For a while, they were quiet. This was not unusual.
Then Ling Xue said: "You removed the Iron Vanguard's leadership."
"Zhao Wei made choices," Su Xuan said. "He was given the option to accept the consequences quietly."
"You protected Su Ming."
"I protect what's mine," he said. Then, hearing how that might land: "The people I care about."
She was quiet.
"You include me in that," she said. Not a question.
He looked at her. "Yes."
She was still for a moment. Then she turned slightly — not all the way, not facing him, just the smallest degrees toward him, the kind of movement that has to be chosen even though it looks effortless.
"You should know," she said, "that I'm not good at this."
"At what?"
"Letting people—" She stopped. Tried again. "I'm used to operating alone. I'm used to being careful. To people either wanting things from me or being afraid of me or both." A pause. "You don't seem to want anything from me."
"I want to know you," he said simply. "That's different from wanting things from you."
Ling Xue looked at the tree lights. Something moved through her expression — there and then carefully set aside, the way you set aside something you need both hands free to deal with.
"You're very direct," she said.
"It saves time."
"And if I told you I wasn't ready for direct."
He looked at her. "Then I'd wait," he said. "I'm in no hurry."
She looked at him. Her eyes were very grey in the warm light, and he could see the thing in them that she was holding at arm's length and was not ready to name, and he could see that she was aware he could see it, and neither of them said anything about it.

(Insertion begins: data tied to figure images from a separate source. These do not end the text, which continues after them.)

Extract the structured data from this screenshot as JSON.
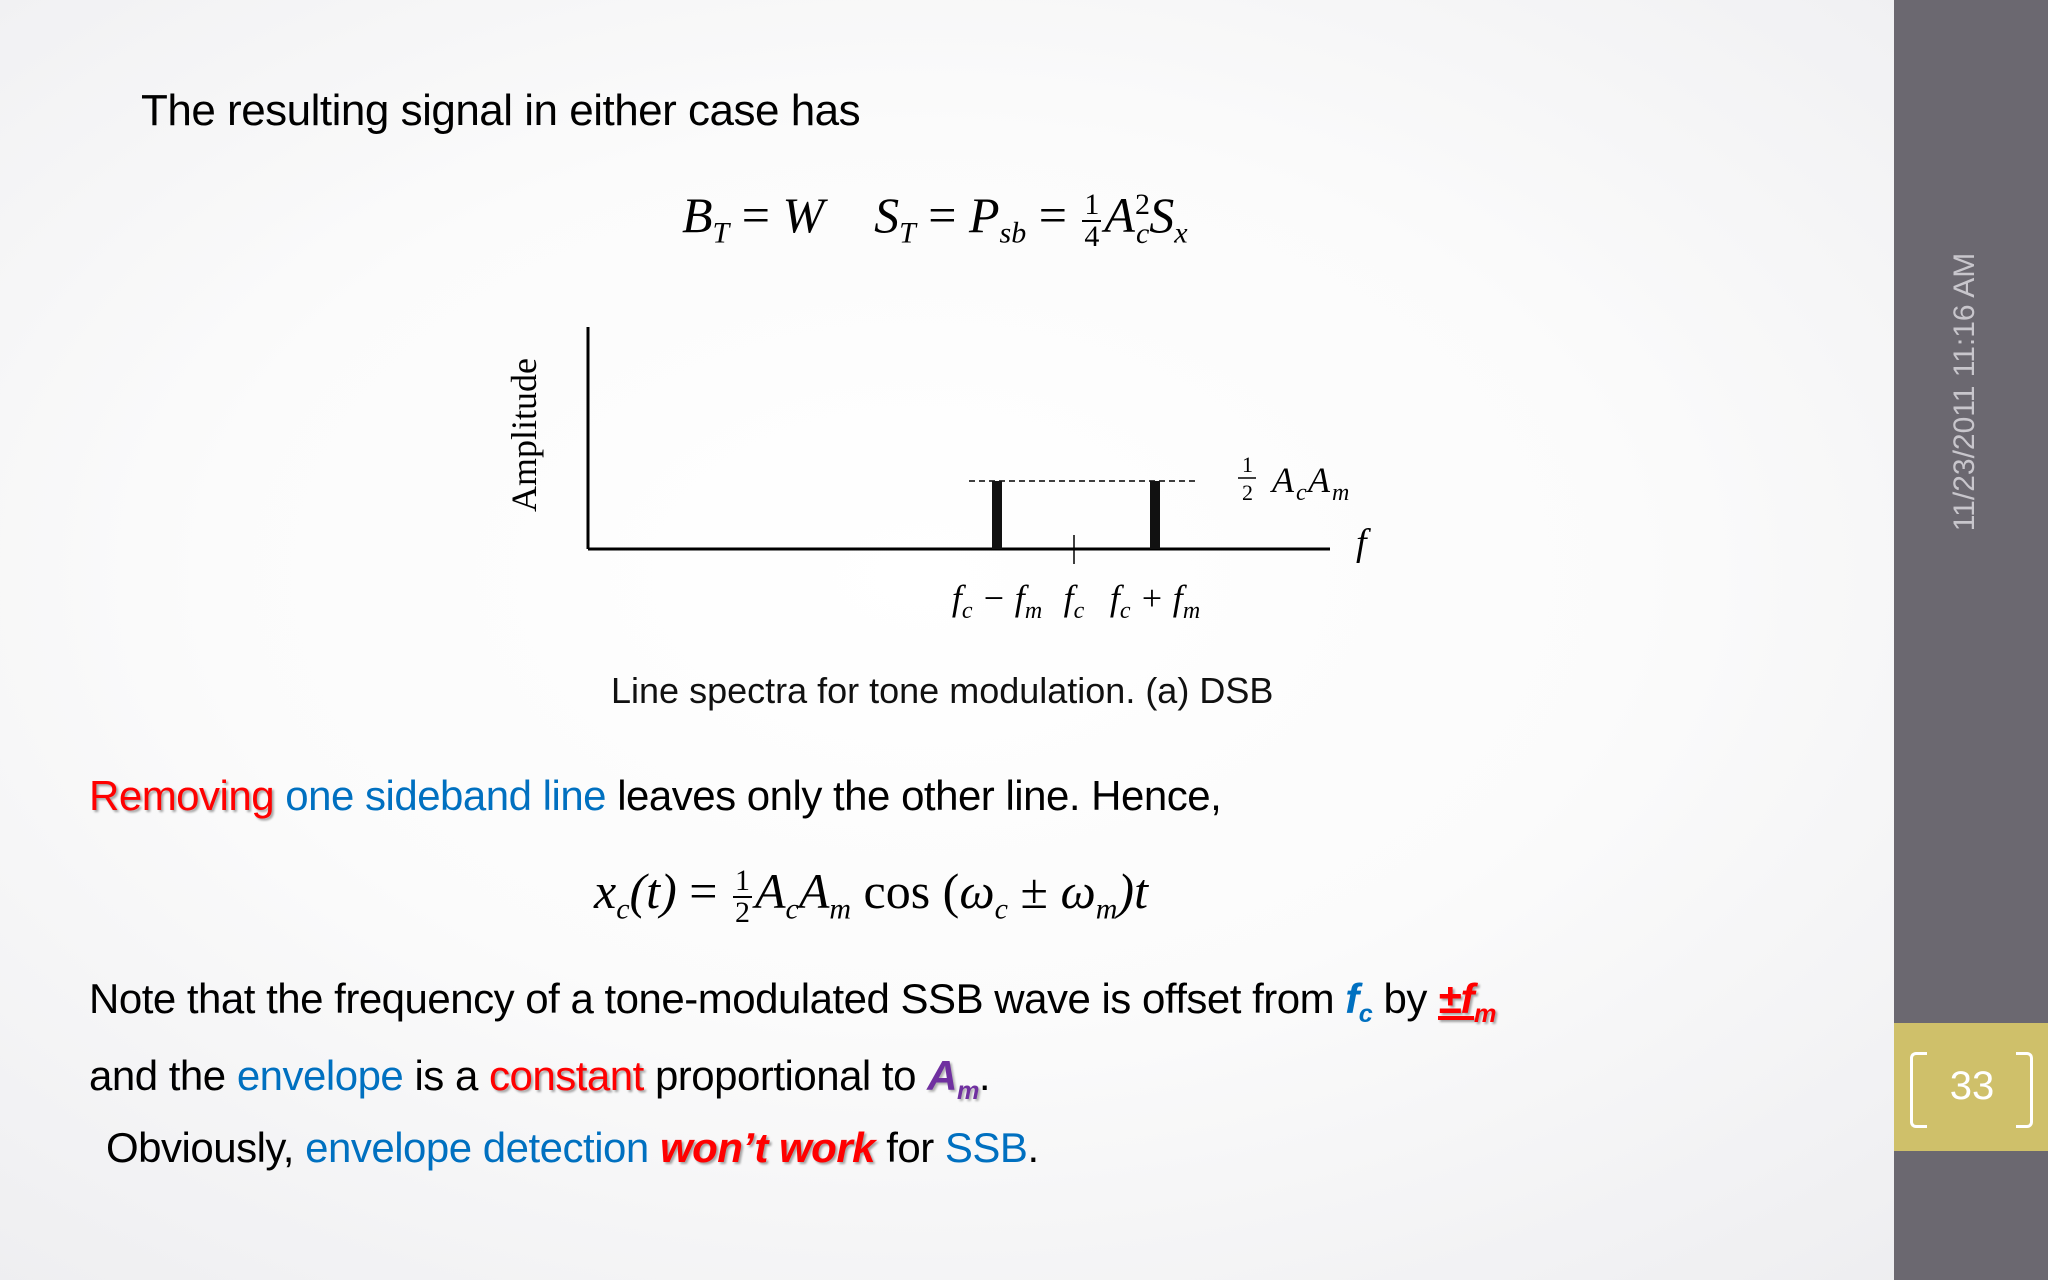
{
  "heading": "The resulting signal in either case has",
  "equation1": {
    "BT": "B",
    "T_sub": "T",
    "eq": "=",
    "W": "W",
    "ST": "S",
    "Psb": "P",
    "sb_sub": "sb",
    "num": "1",
    "den": "4",
    "A": "A",
    "c_sub": "c",
    "sq": "2",
    "Sx": "S",
    "x_sub": "x"
  },
  "chart_data": {
    "type": "bar",
    "title": "",
    "ylabel": "Amplitude",
    "xlabel": "f",
    "categories": [
      "fc − fm",
      "fc",
      "fc + fm"
    ],
    "values": [
      0.5,
      0,
      0.5
    ],
    "value_label": "½ AcAm",
    "tick_labels": [
      {
        "main": "f",
        "sub": "c",
        "rest": "− ",
        "main2": "f",
        "sub2": "m"
      },
      {
        "main": "f",
        "sub": "c",
        "rest": "",
        "main2": "",
        "sub2": ""
      },
      {
        "main": "f",
        "sub": "c",
        "rest": "+ ",
        "main2": "f",
        "sub2": "m"
      }
    ],
    "amp_label": {
      "num": "1",
      "den": "2",
      "A1": "A",
      "s1": "c",
      "A2": "A",
      "s2": "m"
    }
  },
  "caption": "Line spectra for tone modulation. (a) DSB",
  "para1": {
    "w1": "Removing",
    "w2": "one sideband line",
    "w3": " leaves only the other line. Hence,"
  },
  "equation2": {
    "x": "x",
    "c": "c",
    "t": "(t)",
    "eq": " = ",
    "num": "1",
    "den": "2",
    "A": "A",
    "m": "m",
    "cos": " cos (",
    "w": "ω",
    "pm": " ± ",
    "end": ")t"
  },
  "para2": {
    "a": "Note that the frequency of a tone-modulated SSB wave is offset from ",
    "fc": "f",
    "fc_sub": "c",
    "b": " by ",
    "pmf": "±f",
    "pmf_sub": "m",
    "c": "and the ",
    "envelope": "envelope",
    "d": " is a ",
    "constant": "constant",
    "e": " proportional to ",
    "Am": "A",
    "Am_sub": "m",
    "f": "."
  },
  "para3": {
    "a": "Obviously, ",
    "b": "envelope detection",
    "c": "won’t work",
    "d": " for ",
    "e": "SSB",
    "f": "."
  },
  "sidebar": {
    "date": "11/23/2011 11:16 AM",
    "page": "33"
  },
  "colors": {
    "blue": "#0070c0",
    "red": "#ff0000",
    "purple": "#7030a0",
    "sidebar": "#6b6870",
    "page_box": "#cfc06a"
  }
}
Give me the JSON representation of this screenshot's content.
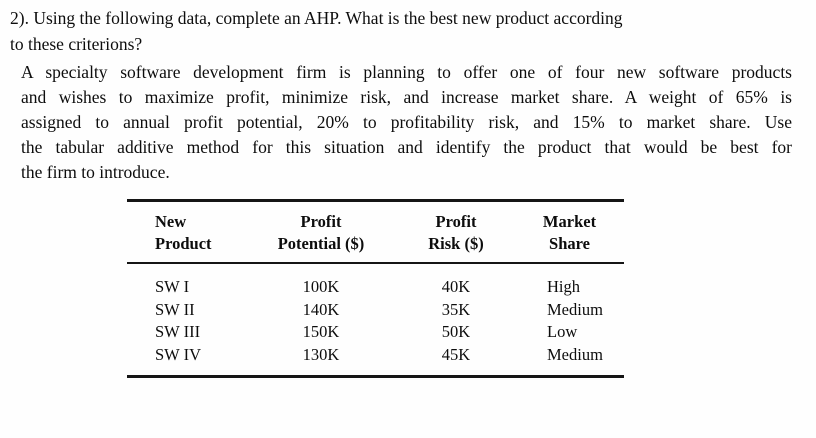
{
  "question": {
    "lines": [
      "2). Using the following data, complete an AHP.  What is the best new product according",
      "to these criterions?"
    ]
  },
  "problem_statement": {
    "lines": [
      "A specialty software development firm is planning to offer one of four new software products",
      "and wishes to maximize profit, minimize risk, and increase market share. A weight of 65% is",
      "assigned to annual profit potential, 20% to profitability risk, and 15% to market share. Use",
      "the tabular additive method for this situation and identify the product that would be best for",
      "the firm to introduce."
    ]
  },
  "table": {
    "headers": [
      {
        "line1": "New",
        "line2": "Product"
      },
      {
        "line1": "Profit",
        "line2": "Potential ($)"
      },
      {
        "line1": "Profit",
        "line2": "Risk ($)"
      },
      {
        "line1": "Market",
        "line2": "Share"
      }
    ],
    "rows": [
      {
        "product": "SW I",
        "profit_potential": "100K",
        "profit_risk": "40K",
        "market_share": "High"
      },
      {
        "product": "SW II",
        "profit_potential": "140K",
        "profit_risk": "35K",
        "market_share": "Medium"
      },
      {
        "product": "SW III",
        "profit_potential": "150K",
        "profit_risk": "50K",
        "market_share": "Low"
      },
      {
        "product": "SW IV",
        "profit_potential": "130K",
        "profit_risk": "45K",
        "market_share": "Medium"
      }
    ]
  }
}
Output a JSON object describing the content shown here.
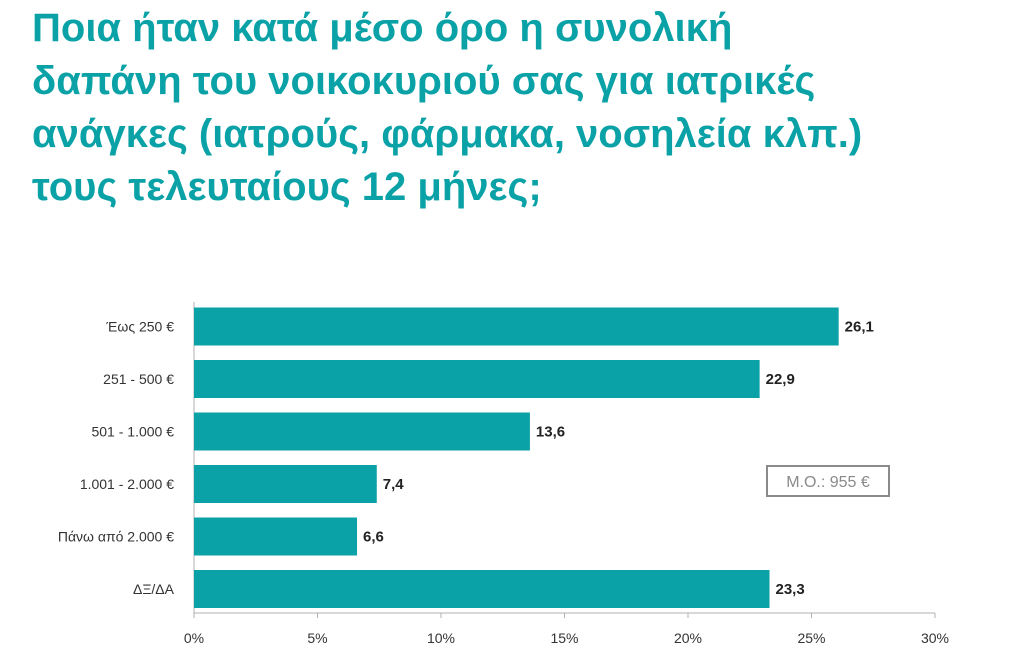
{
  "title_lines": [
    "Ποια ήταν κατά μέσο όρο η συνολική",
    "δαπάνη του νοικοκυριού σας για ιατρικές",
    "ανάγκες (ιατρούς, φάρμακα, νοσηλεία κλπ.)",
    "τους τελευταίους 12 μήνες;"
  ],
  "colors": {
    "title": "#0aa2a6",
    "bar": "#0aa2a6",
    "annotation_border": "#8a8a8a"
  },
  "chart_data": {
    "type": "bar",
    "orientation": "horizontal",
    "title": "Ποια ήταν κατά μέσο όρο η συνολική δαπάνη του νοικοκυριού σας για ιατρικές ανάγκες (ιατρούς, φάρμακα, νοσηλεία κλπ.) τους τελευταίους 12 μήνες;",
    "categories": [
      "Έως 250 €",
      "251 - 500 €",
      "501 - 1.000 €",
      "1.001 - 2.000 €",
      "Πάνω από 2.000 €",
      "ΔΞ/ΔΑ"
    ],
    "values": [
      26.1,
      22.9,
      13.6,
      7.4,
      6.6,
      23.3
    ],
    "value_labels": [
      "26,1",
      "22,9",
      "13,6",
      "7,4",
      "6,6",
      "23,3"
    ],
    "xlim": [
      0,
      30
    ],
    "x_ticks": [
      0,
      5,
      10,
      15,
      20,
      25,
      30
    ],
    "x_tick_labels": [
      "0%",
      "5%",
      "10%",
      "15%",
      "20%",
      "25%",
      "30%"
    ],
    "grid": false,
    "annotation": "Μ.Ο.: 955 €"
  }
}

"I have a question," she said.
"Ask."
"What do you actually want? Not from me — in general. In this world." She looked at him steadily. "Most people want to be the strongest. Or to be famous. Or to build something. What do you want?"
He thought about it honestly, which was the only way he was capable of thinking about things.
"I want my brother to get where he's going safely," he said. "And I want—" He paused. "I want to build something that lasts. An army that can hold when the world gets harder. A foundation that doesn't need the approval of other people to stand."
"And personally?" she asked.
He looked at her.
"Personally," he said, "I'm looking at it."
The quiet after that was the kind that has weight and warmth and something that neither of them was naming yet because the name makes it real and real things are the ones that can be lost.
She looked at the tree lights again.
"I'm not running away," she said. Quiet.
"I know," he said.
"I'm just slow."
"I know that too."
She nodded once, in the way she nodded when she had decided something.
Then she stood and he stood with her and they walked back through the market, their shoulders not quite touching, and at the point where the market ended she stopped at the jewelry stall for exactly thirty seconds and then kept walking.
He bought the second from the left.
He didn't tell her. He put it in his pocket and walked beside her to the transit stop and said: "Same time Friday. There's a gate in the east district I want to look at."
"A-rank?" she said.
"S."
She looked at him. "S-rank gates don't open for months."
"This one will," he said.
She looked at him for a long moment. Then: "Friday," she said. She stepped onto the transit car.
The doors closed.
He stood at the stop, turned the small piece of jewelry over in his fingers once, and looked at the city that had become his world.
Level 127, Void Sovereign, heir to something older than the System.
And standing at a transit stop after buying a piece of jewelry like an ordinary person.
He started walking home.
He felt, absurdly and precisely, like himself.